Thyroxine and adrenaline - Higher


Thyroxine is produced from the thyroid gland. Thyroxine stimulates the basal metabolic rate - the speed at which oxygen and food products react to release energy for the body to use, and other chemical reactions that occur in the body.

Thyroxine also plays an important role in growth and development.

Thyroxine levels are controlled by negative feedback.

A visual to show the location of the thyroid gland in the human body.Negative feedback mechanism that controls the secretion of thyroxineNegative feedback mechanism that controls the secretion of thyroxine

The pituitary gland has an important role in detecting and controlling thyroxine levels.

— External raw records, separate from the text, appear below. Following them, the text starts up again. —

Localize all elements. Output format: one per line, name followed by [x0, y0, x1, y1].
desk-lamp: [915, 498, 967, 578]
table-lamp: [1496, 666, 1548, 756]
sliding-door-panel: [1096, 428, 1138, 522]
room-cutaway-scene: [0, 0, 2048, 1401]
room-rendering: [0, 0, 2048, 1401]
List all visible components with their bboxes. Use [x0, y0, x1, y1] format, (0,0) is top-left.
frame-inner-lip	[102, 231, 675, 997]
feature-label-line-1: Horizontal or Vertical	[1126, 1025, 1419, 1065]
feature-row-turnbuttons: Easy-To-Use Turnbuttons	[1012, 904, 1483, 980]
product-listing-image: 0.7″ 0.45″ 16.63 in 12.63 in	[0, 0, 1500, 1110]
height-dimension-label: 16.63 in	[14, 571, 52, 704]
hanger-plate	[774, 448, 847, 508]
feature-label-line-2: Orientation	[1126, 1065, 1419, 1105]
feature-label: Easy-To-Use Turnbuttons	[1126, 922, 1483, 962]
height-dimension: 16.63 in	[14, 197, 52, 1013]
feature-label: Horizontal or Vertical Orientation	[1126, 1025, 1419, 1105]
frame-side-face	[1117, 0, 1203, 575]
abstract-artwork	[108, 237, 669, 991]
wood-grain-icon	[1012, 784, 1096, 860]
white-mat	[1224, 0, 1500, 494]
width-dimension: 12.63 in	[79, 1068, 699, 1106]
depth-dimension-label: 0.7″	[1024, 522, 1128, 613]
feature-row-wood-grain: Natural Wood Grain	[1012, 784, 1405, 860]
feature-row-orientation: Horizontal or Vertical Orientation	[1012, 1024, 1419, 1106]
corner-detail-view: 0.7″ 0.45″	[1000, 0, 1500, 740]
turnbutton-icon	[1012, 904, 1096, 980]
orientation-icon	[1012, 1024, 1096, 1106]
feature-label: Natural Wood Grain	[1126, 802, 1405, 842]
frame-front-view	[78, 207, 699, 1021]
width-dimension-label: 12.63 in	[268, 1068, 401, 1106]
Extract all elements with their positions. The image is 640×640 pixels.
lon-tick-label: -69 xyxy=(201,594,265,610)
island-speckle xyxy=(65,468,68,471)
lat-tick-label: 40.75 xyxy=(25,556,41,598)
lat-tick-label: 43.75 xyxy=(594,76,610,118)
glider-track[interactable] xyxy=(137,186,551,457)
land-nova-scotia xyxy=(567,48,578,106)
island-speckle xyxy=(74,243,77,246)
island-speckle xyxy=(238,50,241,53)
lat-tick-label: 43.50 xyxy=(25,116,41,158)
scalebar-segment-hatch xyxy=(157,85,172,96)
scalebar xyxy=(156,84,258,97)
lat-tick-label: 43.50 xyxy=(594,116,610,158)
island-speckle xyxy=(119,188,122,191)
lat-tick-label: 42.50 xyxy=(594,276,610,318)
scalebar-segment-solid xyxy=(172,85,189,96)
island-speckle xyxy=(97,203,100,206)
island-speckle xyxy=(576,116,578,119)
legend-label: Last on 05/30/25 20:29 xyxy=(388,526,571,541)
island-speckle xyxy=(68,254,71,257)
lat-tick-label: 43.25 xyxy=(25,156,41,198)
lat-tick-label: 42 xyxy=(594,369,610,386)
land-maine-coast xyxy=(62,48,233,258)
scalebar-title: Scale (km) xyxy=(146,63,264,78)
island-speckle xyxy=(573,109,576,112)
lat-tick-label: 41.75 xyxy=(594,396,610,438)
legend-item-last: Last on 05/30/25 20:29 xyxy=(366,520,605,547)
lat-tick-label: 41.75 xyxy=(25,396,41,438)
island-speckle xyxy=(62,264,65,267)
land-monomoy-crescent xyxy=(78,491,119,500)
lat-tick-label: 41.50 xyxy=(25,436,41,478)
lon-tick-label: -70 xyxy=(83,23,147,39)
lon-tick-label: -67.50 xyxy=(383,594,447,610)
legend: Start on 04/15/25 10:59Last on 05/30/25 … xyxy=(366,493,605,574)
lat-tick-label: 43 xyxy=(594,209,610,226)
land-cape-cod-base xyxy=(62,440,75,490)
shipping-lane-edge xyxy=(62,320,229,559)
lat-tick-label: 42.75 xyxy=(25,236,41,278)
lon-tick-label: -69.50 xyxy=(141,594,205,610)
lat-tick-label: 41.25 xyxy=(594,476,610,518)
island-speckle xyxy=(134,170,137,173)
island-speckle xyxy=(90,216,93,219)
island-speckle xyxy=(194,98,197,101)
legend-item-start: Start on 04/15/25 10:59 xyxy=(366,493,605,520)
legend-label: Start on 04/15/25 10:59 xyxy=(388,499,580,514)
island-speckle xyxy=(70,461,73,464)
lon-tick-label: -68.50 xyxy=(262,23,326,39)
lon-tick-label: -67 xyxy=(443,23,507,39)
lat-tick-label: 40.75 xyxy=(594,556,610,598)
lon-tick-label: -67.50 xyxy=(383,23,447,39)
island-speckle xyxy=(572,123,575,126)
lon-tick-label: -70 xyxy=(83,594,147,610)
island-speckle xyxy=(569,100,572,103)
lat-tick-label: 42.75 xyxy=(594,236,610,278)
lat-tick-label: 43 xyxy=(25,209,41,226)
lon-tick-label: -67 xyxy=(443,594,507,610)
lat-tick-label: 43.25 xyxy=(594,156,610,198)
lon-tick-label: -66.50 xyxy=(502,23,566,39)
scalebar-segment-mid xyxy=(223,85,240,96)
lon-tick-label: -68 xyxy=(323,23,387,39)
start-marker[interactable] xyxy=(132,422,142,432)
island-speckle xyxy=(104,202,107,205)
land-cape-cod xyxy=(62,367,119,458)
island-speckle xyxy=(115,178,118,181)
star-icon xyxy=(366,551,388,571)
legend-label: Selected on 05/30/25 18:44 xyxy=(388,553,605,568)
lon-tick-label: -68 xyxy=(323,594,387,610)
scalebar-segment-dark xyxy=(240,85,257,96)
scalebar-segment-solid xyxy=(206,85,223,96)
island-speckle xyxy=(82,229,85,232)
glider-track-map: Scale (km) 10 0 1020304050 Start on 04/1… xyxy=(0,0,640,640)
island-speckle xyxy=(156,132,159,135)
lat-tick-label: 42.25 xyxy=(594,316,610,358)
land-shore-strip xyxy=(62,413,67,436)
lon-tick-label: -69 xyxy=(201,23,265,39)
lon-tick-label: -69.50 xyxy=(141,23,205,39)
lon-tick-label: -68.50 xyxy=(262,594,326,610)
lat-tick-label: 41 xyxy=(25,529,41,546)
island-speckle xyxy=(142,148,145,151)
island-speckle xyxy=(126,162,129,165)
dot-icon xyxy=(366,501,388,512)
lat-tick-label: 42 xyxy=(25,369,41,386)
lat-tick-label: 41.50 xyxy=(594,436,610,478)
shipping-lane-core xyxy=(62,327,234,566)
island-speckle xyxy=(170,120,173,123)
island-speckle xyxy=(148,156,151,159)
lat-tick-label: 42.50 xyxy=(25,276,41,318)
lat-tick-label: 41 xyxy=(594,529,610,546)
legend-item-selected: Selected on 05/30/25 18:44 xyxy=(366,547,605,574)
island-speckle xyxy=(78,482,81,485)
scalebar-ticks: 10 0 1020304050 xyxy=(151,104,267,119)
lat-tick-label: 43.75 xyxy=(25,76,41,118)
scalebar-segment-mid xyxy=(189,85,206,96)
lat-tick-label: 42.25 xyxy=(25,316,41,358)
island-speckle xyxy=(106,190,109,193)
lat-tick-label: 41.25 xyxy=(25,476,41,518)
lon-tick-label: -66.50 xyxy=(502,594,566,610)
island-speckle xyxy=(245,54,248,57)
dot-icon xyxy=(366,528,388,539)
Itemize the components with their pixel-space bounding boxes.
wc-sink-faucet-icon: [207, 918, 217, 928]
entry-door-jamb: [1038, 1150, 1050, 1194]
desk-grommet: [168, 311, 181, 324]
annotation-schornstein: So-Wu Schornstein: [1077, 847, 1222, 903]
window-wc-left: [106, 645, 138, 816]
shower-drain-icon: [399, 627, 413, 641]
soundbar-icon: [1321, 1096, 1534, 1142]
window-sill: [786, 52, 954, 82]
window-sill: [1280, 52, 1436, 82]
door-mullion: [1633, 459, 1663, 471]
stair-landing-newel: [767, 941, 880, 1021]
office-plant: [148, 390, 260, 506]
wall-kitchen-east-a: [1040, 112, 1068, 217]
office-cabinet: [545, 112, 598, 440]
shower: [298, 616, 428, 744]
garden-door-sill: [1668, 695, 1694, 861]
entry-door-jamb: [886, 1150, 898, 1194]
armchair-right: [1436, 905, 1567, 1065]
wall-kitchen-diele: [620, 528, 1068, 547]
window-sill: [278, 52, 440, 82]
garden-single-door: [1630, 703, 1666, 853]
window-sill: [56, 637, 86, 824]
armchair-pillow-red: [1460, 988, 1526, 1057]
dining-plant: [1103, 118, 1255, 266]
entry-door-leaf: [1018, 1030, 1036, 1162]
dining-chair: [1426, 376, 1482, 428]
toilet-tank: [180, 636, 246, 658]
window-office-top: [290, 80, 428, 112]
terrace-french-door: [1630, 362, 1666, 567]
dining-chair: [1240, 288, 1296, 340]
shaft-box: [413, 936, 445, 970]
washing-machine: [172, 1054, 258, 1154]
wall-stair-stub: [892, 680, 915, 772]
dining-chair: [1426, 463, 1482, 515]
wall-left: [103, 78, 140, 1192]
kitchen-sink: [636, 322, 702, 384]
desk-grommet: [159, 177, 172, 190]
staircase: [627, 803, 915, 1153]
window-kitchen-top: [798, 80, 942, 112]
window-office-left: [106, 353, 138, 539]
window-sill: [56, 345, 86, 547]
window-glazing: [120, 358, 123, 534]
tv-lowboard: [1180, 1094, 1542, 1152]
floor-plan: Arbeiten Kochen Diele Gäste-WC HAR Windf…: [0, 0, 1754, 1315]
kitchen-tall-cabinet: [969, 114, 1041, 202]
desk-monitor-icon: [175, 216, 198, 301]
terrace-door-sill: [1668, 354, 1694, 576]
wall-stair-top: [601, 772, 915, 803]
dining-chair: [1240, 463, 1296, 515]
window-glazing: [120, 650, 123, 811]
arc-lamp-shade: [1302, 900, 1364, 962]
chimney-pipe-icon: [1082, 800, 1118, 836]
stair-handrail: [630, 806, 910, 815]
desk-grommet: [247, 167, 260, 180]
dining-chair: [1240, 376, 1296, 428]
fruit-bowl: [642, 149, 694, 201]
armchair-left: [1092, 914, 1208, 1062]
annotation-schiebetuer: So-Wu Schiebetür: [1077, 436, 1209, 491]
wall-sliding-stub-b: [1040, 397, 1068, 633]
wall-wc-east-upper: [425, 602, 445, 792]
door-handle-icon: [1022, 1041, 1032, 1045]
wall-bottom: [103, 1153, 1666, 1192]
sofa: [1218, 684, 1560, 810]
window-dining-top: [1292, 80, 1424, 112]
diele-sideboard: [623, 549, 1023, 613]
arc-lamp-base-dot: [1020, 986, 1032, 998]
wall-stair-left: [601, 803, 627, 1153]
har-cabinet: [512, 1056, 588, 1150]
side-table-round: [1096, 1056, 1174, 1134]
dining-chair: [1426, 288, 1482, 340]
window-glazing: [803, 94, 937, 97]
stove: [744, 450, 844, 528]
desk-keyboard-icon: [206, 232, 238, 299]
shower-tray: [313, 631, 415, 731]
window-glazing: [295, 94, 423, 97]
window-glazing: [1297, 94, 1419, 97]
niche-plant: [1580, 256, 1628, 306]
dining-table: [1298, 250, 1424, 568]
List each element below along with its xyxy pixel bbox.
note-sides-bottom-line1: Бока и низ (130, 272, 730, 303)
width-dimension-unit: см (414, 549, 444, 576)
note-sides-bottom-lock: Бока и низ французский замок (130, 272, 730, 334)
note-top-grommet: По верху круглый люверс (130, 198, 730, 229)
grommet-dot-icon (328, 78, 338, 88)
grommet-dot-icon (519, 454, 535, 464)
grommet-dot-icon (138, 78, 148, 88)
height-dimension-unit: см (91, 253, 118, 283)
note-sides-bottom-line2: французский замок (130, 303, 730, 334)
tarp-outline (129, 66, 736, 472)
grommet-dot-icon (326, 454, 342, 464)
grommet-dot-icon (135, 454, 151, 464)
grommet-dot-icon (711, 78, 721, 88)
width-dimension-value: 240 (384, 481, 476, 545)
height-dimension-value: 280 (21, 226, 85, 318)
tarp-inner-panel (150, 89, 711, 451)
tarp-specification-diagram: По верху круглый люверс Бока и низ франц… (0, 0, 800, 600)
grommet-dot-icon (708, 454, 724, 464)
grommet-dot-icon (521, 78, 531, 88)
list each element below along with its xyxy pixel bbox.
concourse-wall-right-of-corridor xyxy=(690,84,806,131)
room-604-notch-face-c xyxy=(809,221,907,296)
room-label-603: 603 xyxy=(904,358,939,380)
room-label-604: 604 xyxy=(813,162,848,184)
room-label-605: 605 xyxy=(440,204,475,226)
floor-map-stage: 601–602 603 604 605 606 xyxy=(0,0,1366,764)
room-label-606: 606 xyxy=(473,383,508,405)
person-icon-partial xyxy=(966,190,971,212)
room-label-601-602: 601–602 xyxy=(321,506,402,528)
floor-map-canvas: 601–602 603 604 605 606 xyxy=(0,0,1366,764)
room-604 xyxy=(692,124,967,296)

  1. High thyroxine levels in the bloodstream prevent the release of TSH from the pituitary gland, so normal blood levels are restored.
  2. Low thyroxine levels in the bloodstream stimulate the pituitary gland to release TSH so the thyroid releases more thyroxine. So, blood levels return to normal.


Adrenaline is produced by the adrenal glands in times of fear or stress.

Adrenaline increases the heart rate, boosting the delivery of oxygen and glucose to the brain and muscles, preparing the body for 'fight or flight'.

When adrenaline is released into the bloodstream it has multiple effects:

  • it increases breathing rate, heart rate, blood flow to the brain and muscles and conversion of glycogen to glucose so more energy can be released in the muscles
  • as we have only a set volume of blood in our bodies, it diverts blood away from areas such as the digestive system and skin towards the muscles - this is why people go pale when they have a fright

The effects of adrenaline allow the body to prepare for action in situations where a quick response may be essential.